If one holds the above – that religion should be a choice, and one that shouldn’t be imposed on one’s children, or at least no more ardently and forcibly than one’s politics – it is plain nonsense to believe one should be allowed to, often indelibly, change their genitalia – biologically and symbolically one of if not the most important parts of the anatomy – to suit one’s own ends, before – often well before – any sensible person would consider the child mature and experienced to make such an important decision themselves. This physical description is not to mention all the vicarious guilt and shame over sex often conferred by the act, often resulting in profound emotional distress.

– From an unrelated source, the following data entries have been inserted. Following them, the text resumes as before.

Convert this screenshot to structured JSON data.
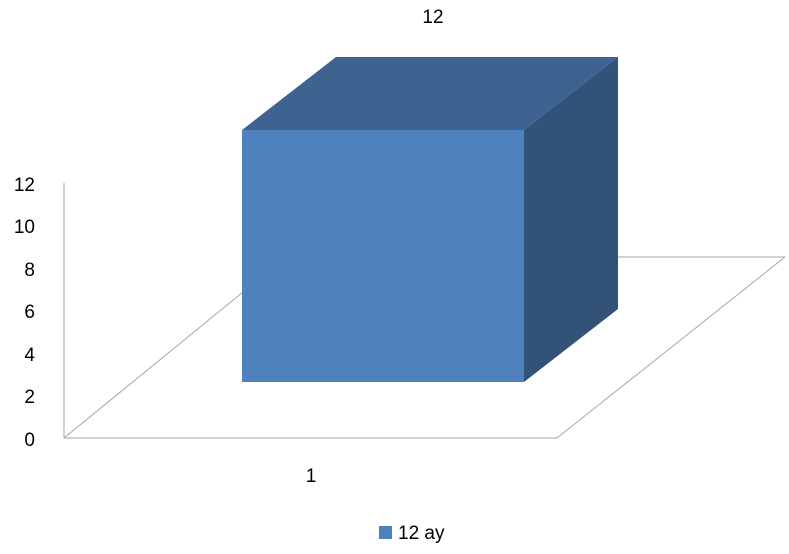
{
  "chart_data": {
    "type": "bar",
    "categories": [
      "1"
    ],
    "series": [
      {
        "name": "12 ay",
        "values": [
          12
        ],
        "color": "#4f81bd"
      }
    ],
    "data_labels": [
      "12"
    ],
    "y_ticks": [
      "0",
      "2",
      "4",
      "6",
      "8",
      "10",
      "12"
    ],
    "ylim": [
      0,
      12
    ],
    "grid": false,
    "legend": "bottom",
    "style": "3d-column"
  }
}
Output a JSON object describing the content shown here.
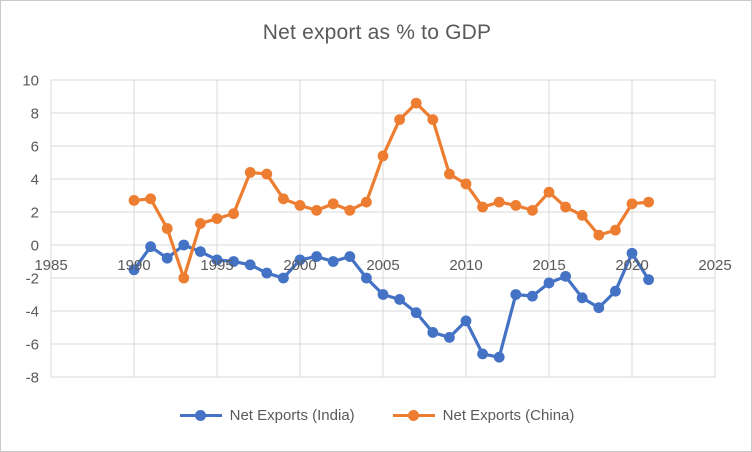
{
  "title": "Net export as % to GDP",
  "colors": {
    "india": "#4472C4",
    "china": "#ED7D31",
    "grid": "#D9D9D9",
    "text": "#595959",
    "figure_border": "#C9C9C9"
  },
  "legend": {
    "items": [
      {
        "label": "Net Exports (India)",
        "color_key": "india"
      },
      {
        "label": "Net Exports (China)",
        "color_key": "china"
      }
    ]
  },
  "chart_data": {
    "type": "line",
    "title": "Net export as % to GDP",
    "xlabel": "",
    "ylabel": "",
    "grid": true,
    "legend_position": "bottom",
    "xlim": [
      1985,
      2025
    ],
    "ylim": [
      -8,
      10
    ],
    "x_ticks": [
      1985,
      1990,
      1995,
      2000,
      2005,
      2010,
      2015,
      2020,
      2025
    ],
    "y_ticks": [
      10,
      8,
      6,
      4,
      2,
      0,
      -2,
      -4,
      -6,
      -8
    ],
    "x": [
      1990,
      1991,
      1992,
      1993,
      1994,
      1995,
      1996,
      1997,
      1998,
      1999,
      2000,
      2001,
      2002,
      2003,
      2004,
      2005,
      2006,
      2007,
      2008,
      2009,
      2010,
      2011,
      2012,
      2013,
      2014,
      2015,
      2016,
      2017,
      2018,
      2019,
      2020,
      2021
    ],
    "series": [
      {
        "name": "Net Exports (India)",
        "color_key": "india",
        "values": [
          -1.5,
          -0.1,
          -0.8,
          0.0,
          -0.4,
          -0.9,
          -1.0,
          -1.2,
          -1.7,
          -2.0,
          -0.9,
          -0.7,
          -1.0,
          -0.7,
          -2.0,
          -3.0,
          -3.3,
          -4.1,
          -5.3,
          -5.6,
          -4.6,
          -6.6,
          -6.8,
          -3.0,
          -3.1,
          -2.3,
          -1.9,
          -3.2,
          -3.8,
          -2.8,
          -0.5,
          -2.1
        ]
      },
      {
        "name": "Net Exports (China)",
        "color_key": "china",
        "values": [
          2.7,
          2.8,
          1.0,
          -2.0,
          1.3,
          1.6,
          1.9,
          4.4,
          4.3,
          2.8,
          2.4,
          2.1,
          2.5,
          2.1,
          2.6,
          5.4,
          7.6,
          8.6,
          7.6,
          4.3,
          3.7,
          2.3,
          2.6,
          2.4,
          2.1,
          3.2,
          2.3,
          1.8,
          0.6,
          0.9,
          2.5,
          2.6
        ]
      }
    ]
  }
}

I should that add my objections mainly refer to FGM. Male circumcision – as often practised within Judaism and, to a lesser extent, Islam – does not instinctively appal the same way, I think partly – and illogically – because it is more established, but mostly because the medical outlook on it ranges from ‘modest benefits outweighing slight risks’ to ‘no benefits and significant risks’ (what a ringing endorsement!). But thinking about it, the idea of taking such a big decision for someone else, somewhat or wholly without their informed consent, is comparable, and should therefore be treated similarly, on moral terms at least.
To pre-empt some – admittedly somewhat straw man – criticisms, yes, circumcision and FGM are faith-based tradition for many, and preventing it impairs on parents’ freedom. I don’t deny these facts, but I will say they are, in themselves, nothing arguments. Just because something is tradition or custom does not render it good; until relative recently (in history) widespread slavery was tradition (on which, incidentally, the Bible, was either neutral, divided or indifferent towards or even explicitly endorsed). And, yes, it negates parental freedom, but so does preventing domestic violence against children in the home…and gun laws… shoplifting laws… paedophilia laws. And to the other counter-accusation – that of racial/cultural offence, often tied into the above – I will simply say: at least opponents of FGM and circumcision cannot be reasonably accused of double standards (unless giving one’s kid a bad haircut is in the same league). And if you don’t want feel accused or offended, simple – don’t practice or condone genital mutilation.
We neuter dogs and cats. And, lovely as our feline and canines friends are, does it not somewhat bring us down to their level of servility if we fundamentally deny or restrict humans their sexuality?